Rho kinase proteins--pleiotropic modulators of cell survival and apoptosis

Abstract

Rho kinase (ROCK) proteins are Rho-GTPase activated serine/threonine kinases that function as modulators of actin-myosin cytoskeletal dynamics via regulation of Lin11, Isl-1 & Mec-3 domain (LIM) kinase, myosin light chain (MLC), and MLC phosphatase. A strong correlation between cytoskeletal rearrangements and tumor cell invasion, metastasis, and deregulated microenvironment interaction has been reported in the literature, and the utilization of pharmacological inhibitors of ROCK signaling for the treatment of cancer is actively being pursued by a number of pharmaceutical companies. Indeed, in many preclinical models ROCK inhibitors have shown remarkable efficacy in reducing tumor growth and metastasis. Interestingly, ROCK signaling has been shown to be either pro-apoptotic or pro-survival in a cell type and context dependent manner, though the molecular mechanisms controlling ROCK-mediated cell fate decisions are unknown. This review summarizes the many pleiotropic roles of ROCK signaling in survival and apoptosis, and suggests that controlled modulation of ROCK activity in tumor cells has the potential to significantly affect tumor survival and patient outcome.

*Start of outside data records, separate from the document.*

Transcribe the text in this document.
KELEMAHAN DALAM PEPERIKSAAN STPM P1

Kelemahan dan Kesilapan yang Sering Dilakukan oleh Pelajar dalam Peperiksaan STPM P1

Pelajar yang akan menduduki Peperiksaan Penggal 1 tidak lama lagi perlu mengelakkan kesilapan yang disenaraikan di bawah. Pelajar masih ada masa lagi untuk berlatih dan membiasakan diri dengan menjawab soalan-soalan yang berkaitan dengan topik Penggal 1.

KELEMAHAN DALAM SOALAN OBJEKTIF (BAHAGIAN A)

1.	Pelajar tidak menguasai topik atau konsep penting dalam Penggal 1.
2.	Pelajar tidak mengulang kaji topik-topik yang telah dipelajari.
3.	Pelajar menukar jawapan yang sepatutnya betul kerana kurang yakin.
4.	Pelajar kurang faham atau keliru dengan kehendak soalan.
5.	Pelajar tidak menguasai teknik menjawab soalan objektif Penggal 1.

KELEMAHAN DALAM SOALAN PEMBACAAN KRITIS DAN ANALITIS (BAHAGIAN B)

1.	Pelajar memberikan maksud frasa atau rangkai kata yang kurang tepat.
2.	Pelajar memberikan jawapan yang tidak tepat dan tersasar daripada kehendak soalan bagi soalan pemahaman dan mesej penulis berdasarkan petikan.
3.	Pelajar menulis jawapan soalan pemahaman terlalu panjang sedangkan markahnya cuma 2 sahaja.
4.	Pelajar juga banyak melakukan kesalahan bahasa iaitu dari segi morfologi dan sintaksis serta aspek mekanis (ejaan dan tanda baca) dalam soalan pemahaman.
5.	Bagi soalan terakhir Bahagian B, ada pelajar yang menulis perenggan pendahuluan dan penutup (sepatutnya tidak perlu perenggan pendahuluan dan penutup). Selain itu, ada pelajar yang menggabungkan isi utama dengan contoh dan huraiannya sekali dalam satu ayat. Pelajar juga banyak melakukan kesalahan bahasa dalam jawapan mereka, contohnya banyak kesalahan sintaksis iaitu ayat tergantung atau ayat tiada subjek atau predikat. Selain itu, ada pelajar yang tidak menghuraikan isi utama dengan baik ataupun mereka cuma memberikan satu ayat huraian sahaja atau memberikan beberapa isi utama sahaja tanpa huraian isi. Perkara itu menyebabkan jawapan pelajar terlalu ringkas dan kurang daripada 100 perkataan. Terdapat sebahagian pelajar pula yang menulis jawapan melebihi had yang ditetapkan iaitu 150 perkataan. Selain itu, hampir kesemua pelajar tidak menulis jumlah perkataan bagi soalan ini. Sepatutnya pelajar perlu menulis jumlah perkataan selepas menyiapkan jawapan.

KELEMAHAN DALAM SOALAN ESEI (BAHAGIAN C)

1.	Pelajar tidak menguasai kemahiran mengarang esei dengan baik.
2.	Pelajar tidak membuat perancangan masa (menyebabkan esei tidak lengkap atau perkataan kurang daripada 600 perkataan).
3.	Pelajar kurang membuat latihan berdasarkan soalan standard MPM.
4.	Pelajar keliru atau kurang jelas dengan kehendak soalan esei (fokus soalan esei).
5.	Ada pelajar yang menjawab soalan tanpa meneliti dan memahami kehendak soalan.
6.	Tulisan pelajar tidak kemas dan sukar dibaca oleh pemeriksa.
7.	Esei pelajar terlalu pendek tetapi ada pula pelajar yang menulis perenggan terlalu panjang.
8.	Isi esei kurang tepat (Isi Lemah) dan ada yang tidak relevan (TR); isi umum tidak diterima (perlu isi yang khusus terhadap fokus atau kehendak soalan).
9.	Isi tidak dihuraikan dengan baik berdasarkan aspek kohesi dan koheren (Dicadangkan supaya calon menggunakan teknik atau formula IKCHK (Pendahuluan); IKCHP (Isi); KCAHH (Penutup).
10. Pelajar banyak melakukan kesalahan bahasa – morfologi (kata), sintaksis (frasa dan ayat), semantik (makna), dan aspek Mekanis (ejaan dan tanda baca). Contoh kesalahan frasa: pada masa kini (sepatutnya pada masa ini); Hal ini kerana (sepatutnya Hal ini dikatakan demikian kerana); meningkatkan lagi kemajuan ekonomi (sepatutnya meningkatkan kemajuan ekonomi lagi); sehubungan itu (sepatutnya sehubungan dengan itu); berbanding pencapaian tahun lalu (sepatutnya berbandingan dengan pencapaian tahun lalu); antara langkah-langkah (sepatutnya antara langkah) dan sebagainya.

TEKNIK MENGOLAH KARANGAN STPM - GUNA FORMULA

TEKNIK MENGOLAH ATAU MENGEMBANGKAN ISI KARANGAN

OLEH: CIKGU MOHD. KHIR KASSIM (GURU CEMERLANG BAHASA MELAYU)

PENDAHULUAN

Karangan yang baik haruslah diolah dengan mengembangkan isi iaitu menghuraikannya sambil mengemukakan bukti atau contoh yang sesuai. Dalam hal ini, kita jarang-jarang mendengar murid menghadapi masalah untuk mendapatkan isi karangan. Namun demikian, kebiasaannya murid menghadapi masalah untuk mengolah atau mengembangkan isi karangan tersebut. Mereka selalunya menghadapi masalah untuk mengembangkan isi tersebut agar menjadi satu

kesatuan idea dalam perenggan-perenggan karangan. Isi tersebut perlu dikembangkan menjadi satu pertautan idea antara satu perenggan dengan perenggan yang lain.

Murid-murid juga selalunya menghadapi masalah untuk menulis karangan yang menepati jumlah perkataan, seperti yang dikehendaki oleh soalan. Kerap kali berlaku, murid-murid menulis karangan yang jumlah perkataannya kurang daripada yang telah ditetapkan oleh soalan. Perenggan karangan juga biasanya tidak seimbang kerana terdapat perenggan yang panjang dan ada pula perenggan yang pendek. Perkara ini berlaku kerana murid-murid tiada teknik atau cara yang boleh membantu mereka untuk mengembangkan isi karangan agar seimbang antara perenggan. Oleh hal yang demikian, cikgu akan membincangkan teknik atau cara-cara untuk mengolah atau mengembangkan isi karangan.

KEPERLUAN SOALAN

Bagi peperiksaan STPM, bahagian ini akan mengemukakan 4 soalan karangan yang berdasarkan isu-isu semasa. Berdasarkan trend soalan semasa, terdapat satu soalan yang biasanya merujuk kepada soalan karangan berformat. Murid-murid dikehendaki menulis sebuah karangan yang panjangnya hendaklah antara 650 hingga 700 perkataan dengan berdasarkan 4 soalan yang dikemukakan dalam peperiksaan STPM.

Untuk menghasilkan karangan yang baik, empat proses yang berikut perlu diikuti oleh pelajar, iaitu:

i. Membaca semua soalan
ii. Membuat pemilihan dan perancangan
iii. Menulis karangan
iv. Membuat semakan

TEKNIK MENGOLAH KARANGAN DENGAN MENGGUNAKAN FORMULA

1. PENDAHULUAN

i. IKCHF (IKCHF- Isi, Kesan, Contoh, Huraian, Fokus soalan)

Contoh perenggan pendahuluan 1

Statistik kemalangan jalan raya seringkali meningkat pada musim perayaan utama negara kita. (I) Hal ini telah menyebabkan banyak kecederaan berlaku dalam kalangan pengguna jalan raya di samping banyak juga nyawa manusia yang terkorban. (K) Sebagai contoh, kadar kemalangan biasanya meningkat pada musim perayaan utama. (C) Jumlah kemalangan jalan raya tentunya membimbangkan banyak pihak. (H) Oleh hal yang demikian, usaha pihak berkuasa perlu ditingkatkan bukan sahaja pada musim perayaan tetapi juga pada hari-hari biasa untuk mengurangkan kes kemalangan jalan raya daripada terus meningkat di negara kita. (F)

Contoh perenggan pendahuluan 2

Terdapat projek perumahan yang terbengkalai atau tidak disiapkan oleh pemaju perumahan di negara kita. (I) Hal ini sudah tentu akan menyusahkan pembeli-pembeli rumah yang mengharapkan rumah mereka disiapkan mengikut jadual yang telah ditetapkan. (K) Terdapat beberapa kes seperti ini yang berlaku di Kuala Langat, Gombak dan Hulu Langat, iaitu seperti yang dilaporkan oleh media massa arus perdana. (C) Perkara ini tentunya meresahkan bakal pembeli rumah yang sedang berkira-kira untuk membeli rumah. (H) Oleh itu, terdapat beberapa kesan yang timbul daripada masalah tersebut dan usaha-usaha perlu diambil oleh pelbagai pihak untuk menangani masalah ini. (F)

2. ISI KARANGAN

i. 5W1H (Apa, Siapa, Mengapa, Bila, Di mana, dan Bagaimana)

Figure 1. ROCK activity in actin polymerization

MS1 endothelial cells were sham treated or treated with 10 µM of the ROCK1 and 2 pharmacological inhibitor Y27632. Cells were then stained with FITC-labelled phalloidin which specifically binds to polymerized actin microfilaments. Disruption of total ROCK activity results in a dramatic reduction in the quantity of polymerized actin.

Figure 2. ROCK control of actin polymerization

(A) Individual subunits of ATP-bound globular actin (G-actin) assemble into long filamentous polymers (F-actin), creating a double helix structure. Hydrolysis of the ATP destabilizes the polymer, causing dissolution of F-actin polymers into G-actin monomers. (B) ROCK stimulates stabilization of actin polymerization via an inhibitory phosphorylation of Lin11, Isl1, Mec3 (LIM) domain kinase (LIMK), which when active promotes ADP/cofilin-mediated actin severing.

Figure 3. ROCK control of cellular contractility

Actin filaments in association with myosin motor proteins control cellular movement, cell division and other biological processes across all cell types. ROCK promotes cellular contraction and attachment via an activating phosphorylation of myosin light chain (MLC) to increase myosin ATPase activity, and an inhibitory phosphorylation of MLC phosphatase leading to increased activation of MLC.

Figure 4. Essential role of ROCK in apoptosis

ROCK proteins are activated by caspase cleavage and promote the cleavage of procaspases into their active caspase forms. ROCK activity is necessary for multiple aspects of both intrinsic and extrinsic apoptosis including death receptor activation via ezrin, radixin, and moesin (ERM) proteins, apoptotic bleb and body formation, nuclear and organelle fragmentation, and DNA fragmentation. Moreover, ROCK phosphorylates and inhibits phosphatase and tensin homology (PTEN), thus blocking the pro-survival phosphoinositide 3-kinase (PI3K) pathway.

Figure 5. Role of ROCK activity in cell survival

ROCK activity is necessary for progression from the G1 to S-phase of the cell cycle by controlling the expression of cyclins, cyclin dependent kinases (CDKs), and numerous other cell cycle regulators. Additionally, ROCK activity has been shown to promote CDK2 and cyclin E translocation into the nucleus.